Why it matters: Tariffs would further ratchet up a trade conflict with China, the world's largest graphite producer. It restricted access to the metal late last year.
Driving the news: Five companies — three with U.S. battery component plants and two Canadian mining entities — asked Biden last night to reinstate Trump-era tariffs on natural and artificial graphite.
- In a letter to the U.S. Trade Representative filed as a public comment, the companies cited a lack of supply for graphite outside of China and depressed prices that make potential domestic sources of the metal less economic.
- Also cited: China's recent restrictions on graphite exports.

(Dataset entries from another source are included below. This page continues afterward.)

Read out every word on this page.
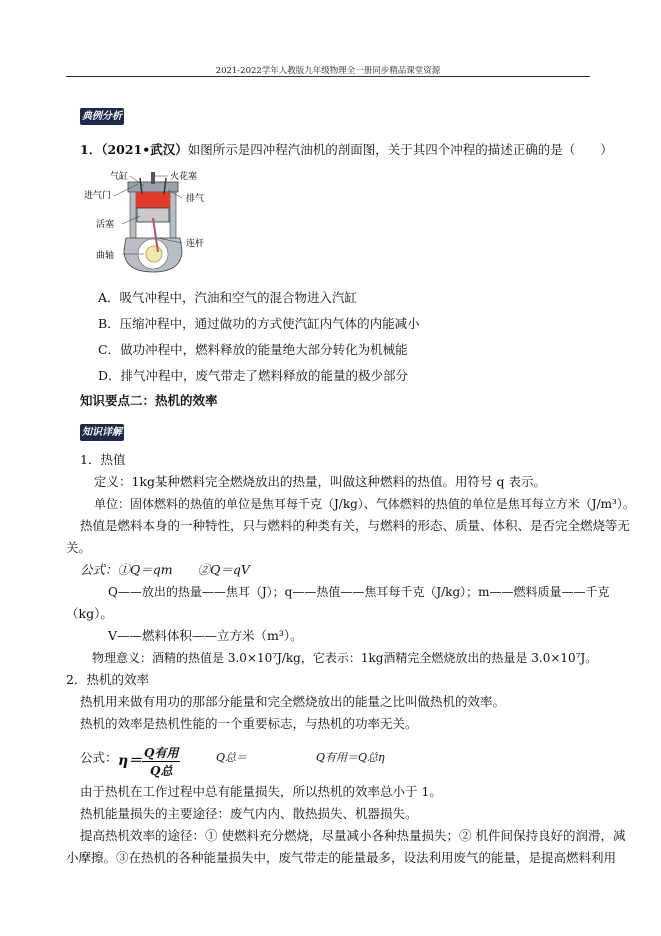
2021-2022学年人教版九年级物理全一册同步精品课堂资源
典例分析
1．（2021•武汉）如图所示是四冲程汽油机的剖面图，关于其四个冲程的描述正确的是（　　）
气缸	火花塞
进气门	排气
活塞
连杆
曲轴
A．吸气冲程中，汽油和空气的混合物进入汽缸
B．压缩冲程中，通过做功的方式使汽缸内气体的内能减小
C．做功冲程中，燃料释放的能量绝大部分转化为机械能
D．排气冲程中，废气带走了燃料释放的能量的极少部分
知识要点二：热机的效率
知识详解
1．热值
定义：1kg某种燃料完全燃烧放出的热量，叫做这种燃料的热值。用符号 q 表示。
单位：固体燃料的热值的单位是焦耳每千克（J/kg）、气体燃料的热值的单位是焦耳每立方米（J/m³）。
热值是燃料本身的一种特性，只与燃料的种类有关，与燃料的形态、质量、体积、是否完全燃烧等无
关。
公式：①Q＝qm　　②Q＝qV
Q——放出的热量——焦耳（J）；q——热值——焦耳每千克（J/kg）；m——燃料质量——千克
（kg）。
V——燃料体积——立方米（m³）。
物理意义：酒精的热值是 3.0×10⁷J/kg，它表示：1kg酒精完全燃烧放出的热量是 3.0×10⁷J。
2．热机的效率
热机用来做有用功的那部分能量和完全燃烧放出的能量之比叫做热机的效率。
热机的效率是热机性能的一个重要标志，与热机的功率无关。
公式： η＝ Q有用
Q总
Q总＝	Q有用＝Q总η
由于热机在工作过程中总有能量损失，所以热机的效率总小于 1。
热机能量损失的主要途径：废气内内、散热损失、机器损失。
提高热机效率的途径：① 使燃料充分燃烧，尽量减小各种热量损失；② 机件间保持良好的润滑，减
小摩擦。③在热机的各种能量损失中，废气带走的能量最多，设法利用废气的能量，是提高燃料利用
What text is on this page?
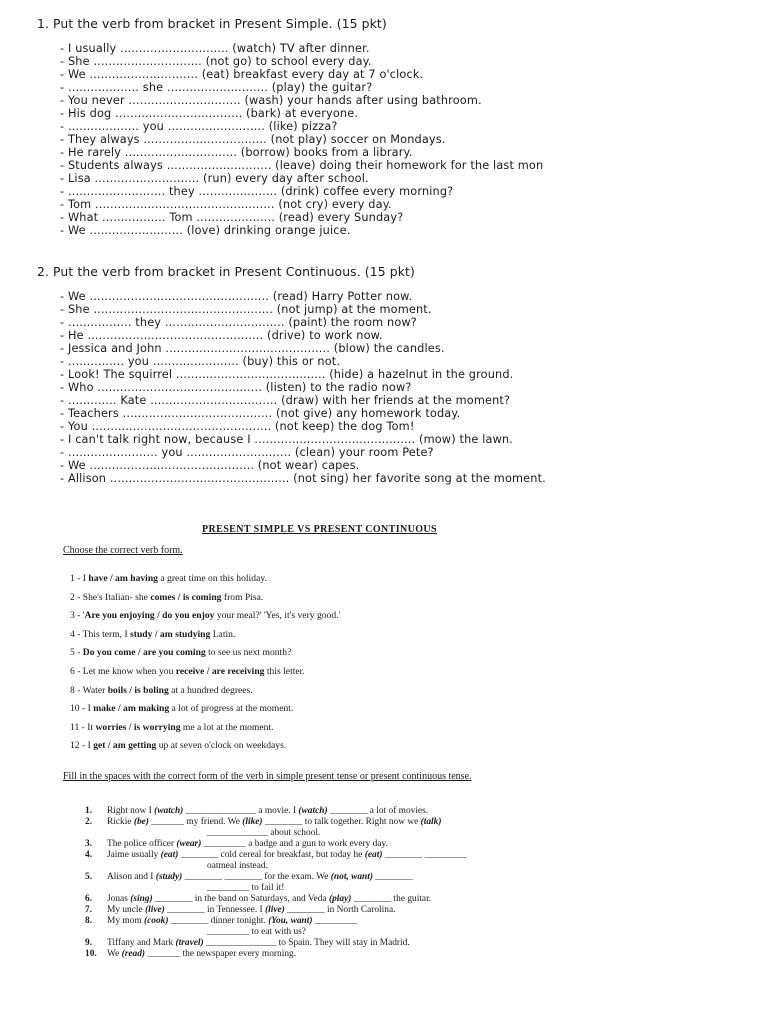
1. Put the verb from bracket in Present Simple. (15 pkt)
- I usually ............................. (watch) TV after dinner.
- She ............................. (not go) to school every day.
- We ............................. (eat) breakfast every day at 7 o'clock.
- ................... she ........................... (play) the guitar?
- You never .............................. (wash) your hands after using bathroom.
- His dog .................................. (bark) at everyone.
- ................... you .......................... (like) pizza?
- They always ................................. (not play) soccer on Mondays.
- He rarely .............................. (borrow) books from a library.
- Students always ............................ (leave) doing their homework for the last mon
- Lisa ............................ (run) every day after school.
- .......................... they ..................... (drink) coffee every morning?
- Tom ................................................ (not cry) every day.
- What ................. Tom ..................... (read) every Sunday?
- We ......................... (love) drinking orange juice.
2. Put the verb from bracket in Present Continuous. (15 pkt)
- We ................................................ (read) Harry Potter now.
- She ................................................ (not jump) at the moment.
- ................. they ................................ (paint) the room now?
- He ............................................... (drive) to work now.
- Jessica and John ............................................ (blow) the candles.
- ............... you ....................... (buy) this or not.
- Look! The squirrel ........................................ (hide) a hazelnut in the ground.
- Who ............................................ (listen) to the radio now?
- ............. Kate .................................. (draw) with her friends at the moment?
- Teachers ........................................ (not give) any homework today.
- You ................................................ (not keep) the dog Tom!
- I can't talk right now, because I ........................................... (mow) the lawn.
- ........................ you ............................ (clean) your room Pete?
- We ............................................ (not wear) capes.
- Allison ................................................ (not sing) her favorite song at the moment.
PRESENT SIMPLE VS PRESENT CONTINUOUS
Choose the correct verb form.
1 - I have / am having a great time on this holiday.
2 - She's Italian- she comes / is coming from Pisa.
3 - 'Are you enjoying / do you enjoy your meal?' 'Yes, it's very good.'
4 - This term, I study / am studying Latin.
5 - Do you come / are you coming to see us next month?
6 - Let me know when you receive / are receiving this letter.
8 - Water boils / is boling at a hundred degrees.
10 - I make / am making a lot of progress at the moment.
11 - It worries / is worrying me a lot at the moment.
12 - I get / am getting up at seven o'clock on weekdays.
Fill in the spaces with the correct form of the verb in simple present tense or present continuous tense.
1. Right now I (watch) _______________ a movie. I (watch) ________ a lot of movies.
2. Rickie (be) _______ my friend. We (like) ________ to talk together. Right now we (talk)
_____________ about school.
3. The police officer (wear) _________ a badge and a gun to work every day.
4. Jaime usually (eat) ________ cold cereal for breakfast, but today he (eat) ________ _________
oatmeal instead.
5. Alison and I (study) ________ ________ for the exam. We (not, want) ________
_________ to fail it!
6. Jonas (sing) ________ in the band on Saturdays, and Veda (play) ________ the guitar.
7. My uncle (live) ________ in Tennessee. I (live) ________ in North Carolina.
8. My mom (cook) ________ dinner tonight. (You, want) _________
_________ to eat with us?
9. Tiffany and Mark (travel) _______________ to Spain. They will stay in Madrid.
10. We (read) _______ the newspaper every morning.
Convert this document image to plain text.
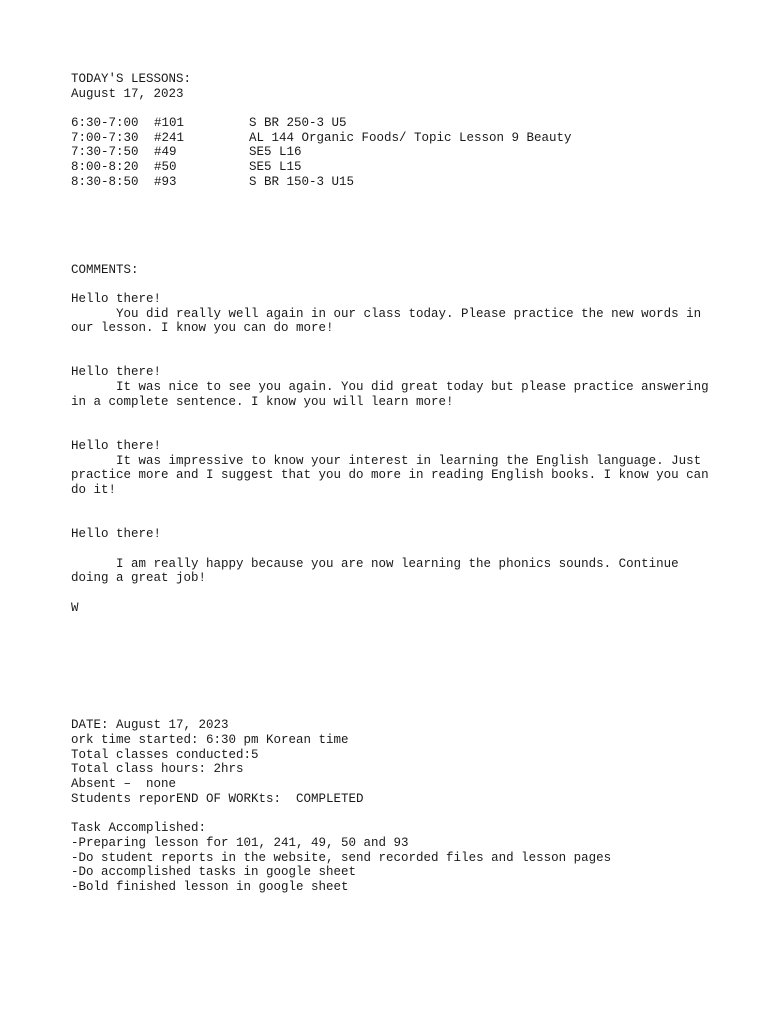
TODAY'S LESSONS:
August 17, 2023
6:30-7:00	#101	S BR 250-3 U5
7:00-7:30	#241	AL 144 Organic Foods/ Topic Lesson 9 Beauty
7:30-7:50	#49	SE5 L16
8:00-8:20	#50	SE5 L15
8:30-8:50	#93	S BR 150-3 U15
COMMENTS:
Hello there!
You did really well again in our class today. Please practice the new words in our lesson. I know you can do more!
Hello there!
It was nice to see you again. You did great today but please practice answering in a complete sentence. I know you will learn more!
Hello there!
It was impressive to know your interest in learning the English language. Just practice more and I suggest that you do more in reading English books. I know you can do it!
Hello there!
I am really happy because you are now learning the phonics sounds. Continue doing a great job!
W
DATE: August 17, 2023
ork time started: 6:30 pm Korean time
Total classes conducted:5
Total class hours: 2hrs
Absent –  none
Students reporEND OF WORKts:  COMPLETED
Task Accomplished:
-Preparing lesson for 101, 241, 49, 50 and 93
-Do student reports in the website, send recorded files and lesson pages
-Do accomplished tasks in google sheet
-Bold finished lesson in google sheet
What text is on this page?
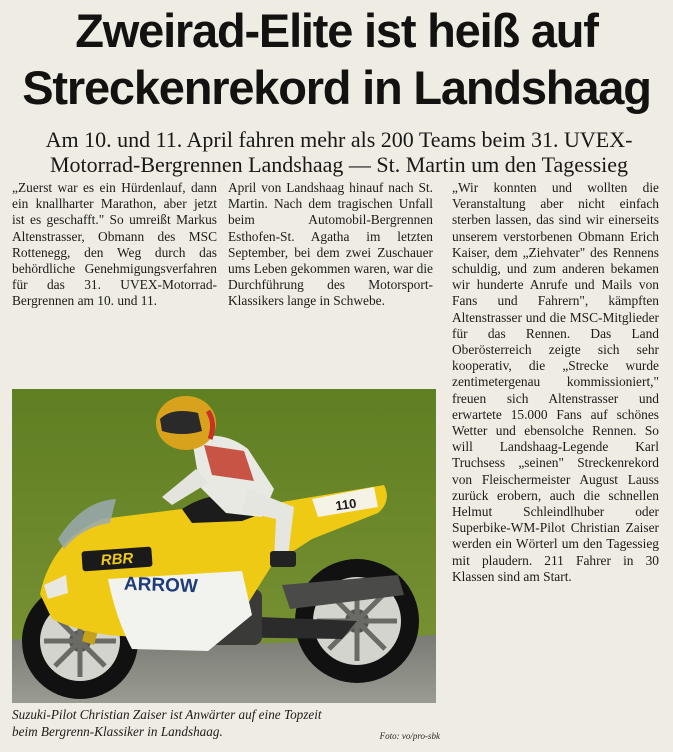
Zweirad-Elite ist heiß auf
Streckenrekord in Landshaag
Am 10. und 11. April fahren mehr als 200 Teams beim 31. UVEX-Motorrad-Bergrennen Landshaag — St. Martin um den Tagessieg

„Zuerst war es ein Hürdenlauf, dann ein knallharter Marathon, aber jetzt ist es geschafft." So umreißt Markus Altenstrasser, Obmann des MSC Rottenegg, den Weg durch das behördliche Genehmigungsverfahren für das 31. UVEX-Motorrad-Bergrennen am 10. und 11.

April von Landshaag hinauf nach St. Martin. Nach dem tragischen Unfall beim Automobil-Bergrennen Esthofen-St. Agatha im letzten September, bei dem zwei Zuschauer ums Leben gekommen waren, war die Durchführung des Motorsport-Klassikers lange in Schwebe.

„Wir konnten und wollten die Veranstaltung aber nicht einfach sterben lassen, das sind wir einerseits unserem verstorbenen Obmann Erich Kaiser, dem „Ziehvater" des Rennens schuldig, und zum anderen bekamen wir hunderte Anrufe und Mails von Fans und Fahrern", kämpften Altenstrasser und die MSC-Mitglieder für das Rennen. Das Land Oberösterreich zeigte sich sehr kooperativ, die „Strecke wurde zentimetergenau kommissioniert," freuen sich Altenstrasser und erwartete 15.000 Fans auf schönes Wetter und ebensolche Rennen. So will Landshaag-Legende Karl Truchsess „seinen" Streckenrekord von Fleischermeister August Lauss zurück erobern, auch die schnellen Helmut Schleindlhuber oder Superbike-WM-Pilot Christian Zaiser werden ein Wörterl um den Tagessieg mit plaudern. 211 Fahrer in 30 Klassen sind am Start.

RBR
ARROW
110
Suzuki-Pilot Christian Zaiser ist Anwärter auf eine Topzeit beim Bergrenn-Klassiker in Landshaag.	Foto: vo/pro-sbk
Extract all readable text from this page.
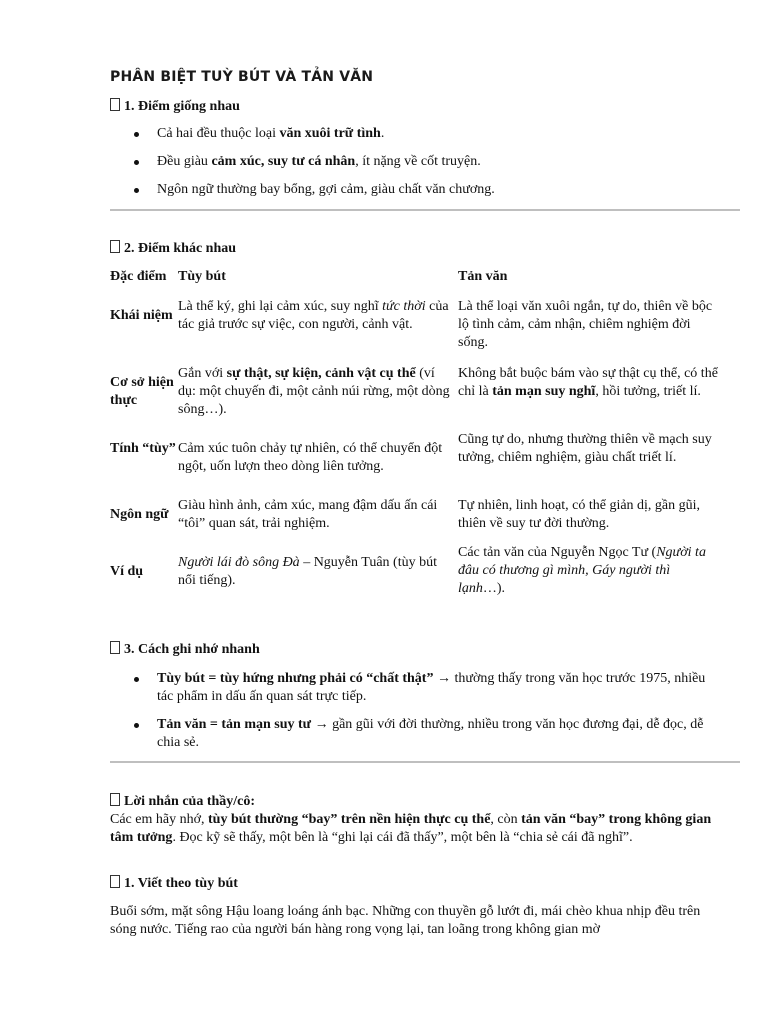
PHÂN BIỆT TUỲ BÚT VÀ TẢN VĂN
1. Điểm giống nhau
Cả hai đều thuộc loại văn xuôi trữ tình.
Đều giàu cảm xúc, suy tư cá nhân, ít nặng về cốt truyện.
Ngôn ngữ thường bay bổng, gợi cảm, giàu chất văn chương.
2. Điểm khác nhau
Đặc điểm Tùy bút	Tản văn
Khái niệm
Là thể ký, ghi lại cảm xúc, suy nghĩ tức thời của tác giả trước sự việc, con người, cảnh vật.
Là thể loại văn xuôi ngắn, tự do, thiên về bộc lộ tình cảm, cảm nhận, chiêm nghiệm đời sống.
Cơ sở hiện thực
Gắn với sự thật, sự kiện, cảnh vật cụ thể (ví dụ: một chuyến đi, một cảnh núi rừng, một dòng sông…).
Không bắt buộc bám vào sự thật cụ thể, có thể chỉ là tản mạn suy nghĩ, hồi tưởng, triết lí.
Tính “tùy” Cảm xúc tuôn chảy tự nhiên, có thể chuyển đột ngột, uốn lượn theo dòng liên tưởng.
Cũng tự do, nhưng thường thiên về mạch suy tưởng, chiêm nghiệm, giàu chất triết lí.
Ngôn ngữ
Giàu hình ảnh, cảm xúc, mang đậm dấu ấn cái “tôi” quan sát, trải nghiệm.
Tự nhiên, linh hoạt, có thể giản dị, gần gũi, thiên về suy tư đời thường.
Ví dụ
Người lái đò sông Đà – Nguyễn Tuân (tùy bút nổi tiếng).
Các tản văn của Nguyễn Ngọc Tư (Người ta đâu có thương gì mình, Gáy người thì lạnh…).
3. Cách ghi nhớ nhanh
Tùy bút = tùy hứng nhưng phải có “chất thật” → thường thấy trong văn học trước 1975, nhiều tác phẩm in dấu ấn quan sát trực tiếp.
Tản văn = tản mạn suy tư → gần gũi với đời thường, nhiều trong văn học đương đại, dễ đọc, dễ chia sẻ.
Lời nhắn của thầy/cô:
Các em hãy nhớ, tùy bút thường “bay” trên nền hiện thực cụ thể, còn tản văn “bay” trong không gian tâm tưởng. Đọc kỹ sẽ thấy, một bên là “ghi lại cái đã thấy”, một bên là “chia sẻ cái đã nghĩ”.
1. Viết theo tùy bút
Buổi sớm, mặt sông Hậu loang loáng ánh bạc. Những con thuyền gỗ lướt đi, mái chèo khua nhịp đều trên sóng nước. Tiếng rao của người bán hàng rong vọng lại, tan loãng trong không gian mờ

Between the lines: The letter is part of a D.C. attack plan by the five companies, who've formed an ad hoc group through lobbying firm Venn Strategies: the North American Graphite Alliance, or NAGA.
- Biden has until late May to decide whether to reinstate the tariffs, which President Trump lifted on graphite products. Biden has extended the tariff exclusions up until now.
- In the meantime, the alliance will be working the Hill to seek letters of support, said Erik Olson, a spokesman for NAGA and president of Venn Strategies.
- Olson shared a study with Axios that the companies funded from Oxford Economics. It found that "absent concerted intervention, China is expected to continue to dominate" the market for battery-grade graphite.
Zoom in: NAGA's membership includes Anovion Technologies, Epsilon Advanced Materials, NOVONIX, Northern Graphite and Nouveau Monde Graphite.
- Anovion and NOVONIX have both been awarded bipartisan infrastructure law money.
- Nouveau Monde, meanwhile, just inked a supply deal with General Motors and Panasonic.
The U.S. has only a few graphite mining projects in the works and is still building capacity for making graphite battery anodes.